Sunday, February 5, 2017

"I Believe in Scientific Methods in Crime Detection, Of Course, but I Do Not Believe They Have Yet Reached the Stage Where They Can Begin to Supplant the Tried and Tested Methods of Scotland Yard"

SOMETIMES EDITORS seem to be tone-deaf. When this story was first published, the telegraphic chapter headings, later added by Amazing's editor Hugo Gernsback, weren't there; if you skip over those as you read, you might enjoy it more.

"The White Gold Pirate."
By Merlin Moore Taylor (1886-?).
First appearance: Serialized in Illustrated World, October, November, December 1922 (HERE).
Reprinted in The Regent Magazine, June 1924, and Amazing Stories, April 1927.
Short story (13 pages).
Online at Comic Book Plus (HERE) (select page 31).
(Note: Text is faded but legible.)
"The white gold in this amazing scientific detective tale is, of course, platinum, which is far more precious than gold. It is a story in which science is used at every angle to defeat the criminal—a plausible story, too, that sweeps you along with it until the final denouement. The X-ray episode is particularly interesting an account of its true scientific aspect. We assure you a good half hour's reading in this story."
Chapter I: "A Suspicious Offer by Telephone, for the Sale of Platinum to the Government":
   Robert Goodwin is a scientist, inventor, and the head of a group of experimental labora-tories who, along with the Department of Justice (DOJ), has been anticipating that he would soon be contacted by a mysterious individual known to only a few as "The White Gold Thief," and sure enough he gets a phone call from the super criminal offering hundreds of ounces of platinum at a hundred dollars an ounce. The question on Goodwin's mind, and everybody else's who's in the know, is just where is this platinum coming from? There haven't been any reported cases of large-scale theft so far.

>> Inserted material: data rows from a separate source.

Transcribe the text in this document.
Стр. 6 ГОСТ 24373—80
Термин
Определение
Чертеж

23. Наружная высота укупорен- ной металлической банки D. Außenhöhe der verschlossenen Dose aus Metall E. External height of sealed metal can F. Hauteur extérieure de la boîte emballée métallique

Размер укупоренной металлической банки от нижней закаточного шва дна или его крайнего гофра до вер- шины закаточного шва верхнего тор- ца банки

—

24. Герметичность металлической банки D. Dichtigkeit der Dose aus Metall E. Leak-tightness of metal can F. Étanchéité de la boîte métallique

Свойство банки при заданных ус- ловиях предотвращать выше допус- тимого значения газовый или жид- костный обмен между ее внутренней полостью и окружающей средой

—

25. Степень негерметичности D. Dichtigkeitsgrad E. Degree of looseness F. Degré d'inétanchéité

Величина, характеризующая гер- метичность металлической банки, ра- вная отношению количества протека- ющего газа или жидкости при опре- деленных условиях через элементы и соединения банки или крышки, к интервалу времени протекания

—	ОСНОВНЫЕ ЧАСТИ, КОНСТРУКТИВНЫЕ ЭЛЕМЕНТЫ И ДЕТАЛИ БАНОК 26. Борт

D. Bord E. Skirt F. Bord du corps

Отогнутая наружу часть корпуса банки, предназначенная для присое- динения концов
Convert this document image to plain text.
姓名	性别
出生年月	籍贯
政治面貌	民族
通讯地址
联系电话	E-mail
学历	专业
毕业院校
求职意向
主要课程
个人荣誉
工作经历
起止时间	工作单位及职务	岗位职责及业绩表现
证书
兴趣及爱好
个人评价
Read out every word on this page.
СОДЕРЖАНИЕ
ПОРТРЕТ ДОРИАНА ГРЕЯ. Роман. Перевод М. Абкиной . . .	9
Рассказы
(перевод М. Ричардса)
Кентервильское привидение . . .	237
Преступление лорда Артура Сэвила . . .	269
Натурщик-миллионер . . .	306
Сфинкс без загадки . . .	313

Chapter II: "Setting the Trap for the Suspected Thief; It Is Believed the Metal Has Been Stolen from Government Vaults":
   Goodwin and his DOJ pal Barry, a detective, decide to go after the platinum pirate independently, with Barry using "tried and tested" detective methods and Goodwin going about it more scientifically. "Why not eliminate the human element as represented by detectives and their stool pigeons," argues Goodwin, "with all of a human being's liability 
to err badly and often, and substitute the inventions and devices of science which cannot 
go wrong?"

Chapter III: "A Sample of the Platinum Is Left for the Purchaser to Examine":
   Overnight the thief manages to leave a little platinum in Goodwin's lab unobserved; through careful analysis Goodwin believes he knows where that sample came from.

Chapter IV: "Some Detective Work à la Sherlock Holmes":
   The authorities just miss catching the thief, but Goodwin dazzles his federal agent friend with this Sherlockian characterization based primarily on a few hair strands: ". . . the pirate 
is a man in his thirties, fair skinned, wears his hair brushed back from the forehead and rather long. Also he is tall, a neat dresser and left-handed."

Chapter V: "The Clues Interpreted Give the Appearance of the Criminal":
   Goodwin impresses Barry again when he comes up with another sample, this one of the pirate's voice.

Chapter VI: "The Government Vault Is X-rayed by the Detectives":
   Goodwin and Barry travel to the depository from which, Barry maintains, none of the platinum could have been stolen without being detected.

Chapter VII: "It Is Ascertained That Platinum Has Been Taken from the Vault":
   After X-raying the storage vault, it seems as if Goodwin has been wrong, until he stumbles across a box that should be lighter than it is.

Chapter VIII: "Taking Finger Prints from a Bottle Which the Thief Had Used As a Missile":
   A violent assault leaves behind some telltale evidence, confirming for the investigators that the theft was an inside job all along.

Chapter IX: "Arrival of the Conspirators by the Air-Route. The Pursuit. The Airplane Disabled":
   As usual, the bad guys foolishly fall into a trap.

Chapter X: "The Intricate Plot Unravelled and the Guilt of the Conspirators Proved":
   The final confirmation comes with the aid of, would you believe, a sphygmomanomoter.
Resources:
- According to the ISFDb (HERE), our author produced only two stories that could be class-ified as SFF; FictionMags's description: "Journalist and writer; spent time in Papua"—and wrote about it (HERE).
- If you want to know everything about platinum, go (HERE) and (HERE); as for how precious (and pricey) platinum has been to the world market (around a thousand dollars an ounce this afternoon), see (HERE).

The bottom line:
   I shoot the Hippopotamus
       With bullets made of platinum,
   Because if I use leaden ones
       His hide is sure to flatten 'em.